Australia’s Full-court Press to Scour the World for Cutting-edge Tech Talent
Australia will now headhunt tech talent for permanent residency
Key points…
+ The federal government will conspicuously ramp-up its efforts to attract senior technology leaders, researchers developers and experts to permanently migrate to Australia under a newly established scheme which actively seeks out talent, rather than waiting for it to come knocking. Dubbed the ‘global talent independent program’ (GTIP) and quietly launched in June, Minister for Immigration, Citizenship, Migrant Services and Multicultural Affairs David Coleman is expected to flesh out crucial details about how the migrant headhunting model will work, including which sectors and industries will get a say.
The outbound marketing effort is effectively an admission that existing efforts for skilled permanent migration are insufficient to maintain an inflow of talent to digitise existing industries and create sustainable new sectors around fields like robotics, advanced physics and quantum computing.
+ According to Home Affairs, the GTIP scheme is “designed to attract skilled migrants at the top of their profession to Australia. The program will bring the best talent from around the world.” “This will create opportunities for Australians by transferring skills and creating job opportunities. We will promote this program in Australia and overseas,” Home Affairs material states. Home Affairs says it “will work with Australian sectors, businesses, and governments to attract global talent from around the world” and that “Global Talent Officers will work in key locations overseas.

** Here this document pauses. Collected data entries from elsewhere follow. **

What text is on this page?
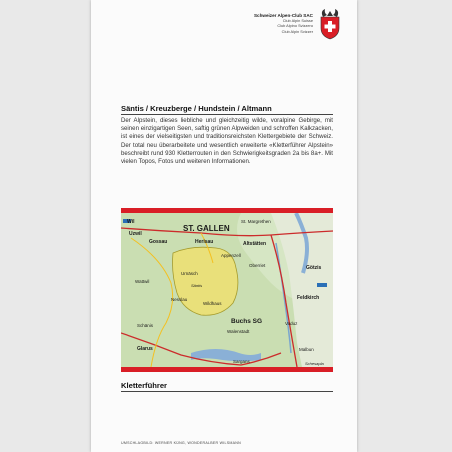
Schweizer Alpen-Club SAC
Club Alpin Suisse
Club Alpino Svizzero
Club Alpin Svizzer
Säntis / Kreuzberge / Hundstein / Altmann
Der Alpstein, dieses liebliche und gleichzeitig wilde, voralpine Gebirge, mit seinen einzigartigen Seen, saftig grünen Alpweiden und schroffen Kalkzacken, ist eines der vielseitigsten und traditionsreichsten Klettergebiete der Schweiz. Der total neu überarbeitete und wesentlich erweiterte «Kletterführer Alpstein» beschreibt rund 930 Kletterrouten in den Schwierigkeitsgraden 2a bis 8a+. Mit vielen Topos, Fotos und weiteren Informationen.
Wil	St. Margrethen
Uzwil
ST. GALLEN
Gossau	Herisau	Altstätten
Appenzell
Oberriet	Götzis
Urnäsch
Säntis
Wattwil
Nesslau
Wildhaus
Feldkirch
Vaduz
Schänis
Buchs SG
Walenstadt
Malbun
Glarus
Sargans	Schesapla
Kletterführer
UMSCHLAGBILD: WERNER KÜNG, WONDERALBER WILSMANN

+ The use of permanent residency and potentially citizenship is a major shift in thinking around attracting technologists and high tech industries to Australia. The outbound marketing effort is effectively an admission that existing efforts for skilled permanent migration are insufficient to maintain an inflow of talent to digitise existing industries and create sustainable new sectors around fields like robotics, advanced physics and quantum computing. The move also sidelines the Australian tech sector’s infamously fractious lobby groups, the Australian Computer Society and the Australian Information Industry Association, by creating a new mechanism that can be used to assess skills and talent over and above current job classifications.